Okabayashi T, Yokota S, Yoto Y, Tsutsumi H, Fujii N. Clin Vaccine Immunol. 2009 Jun;16(6):859-65.

Respiratory syncytial virus (RSV) infects airway epithelial cells, causing bronchiolitis and pneumonia. Inflammation is mediated by various cytokines secreted from RSV-infected airway epithelial cells, and it promotes the pathogenesis of RSV-related diseases. Fosfomycin (FOF) is approved as a treatment for various bacterial infectious diseases, including respiratory infectious diseases, in Japan. FOF is suggested to exhibit immunomodulatory effects on lipopolysaccharide-stimulated monocytes and T lymphocytes, in addition to its antimicrobial activity. We investigated the effect of FOF on the cytokine production of an airway epithelial cell line, A549, infected with RSV. RSV-induced cytokines, such as regulated on activation, normal T-cell expressed and secreted (RANTES), interleukin-8 (IL-8), and IL-6, in infected A549 cells.
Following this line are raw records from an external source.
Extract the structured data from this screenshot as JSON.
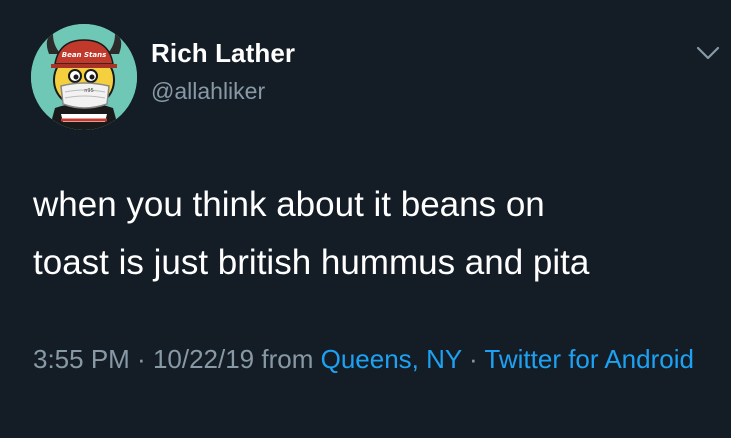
{
  "user": {
    "display_name": "Rich Lather",
    "handle": "@allahliker"
  },
  "avatar": {
    "cap_text": "Bean Stans",
    "mask_text": "n95"
  },
  "tweet": {
    "text_line1": "when you think about it beans on",
    "text_line2": "toast is just british hummus and pita"
  },
  "meta": {
    "time": "3:55 PM",
    "separator1": " · ",
    "date": "10/22/19",
    "from_label": " from ",
    "location": "Queens, NY",
    "separator2": " · ",
    "client": "Twitter for Android"
  },
  "icons": {
    "menu": "chevron-down-icon"
  },
  "colors": {
    "background": "#141d26",
    "primary_text": "#ffffff",
    "secondary_text": "#8899a6",
    "link": "#1da1f2",
    "avatar_bg": "#6fc8b6"
  }
}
We found that FOF decreased the levels of RSV-induced RANTES and IL-8 but not the level of RSV-induced IL-6. The RANTES promoter was activated by RSV infection. Site-directed mutagenesis analysis of the RANTES promoter showed that NF-kappaB-binding motifs had a critical role in RSV-induced RANTES promoter activity. A luciferase reporter gene assay and a DNA-binding assay indicated that FOF suppressed the NF-kappaB activity induced by RSV infection. These results demonstrate that FOF treatment suppresses the RSV-induced transcription of the chemokines RANTES and IL-8 in airway epithelial cells.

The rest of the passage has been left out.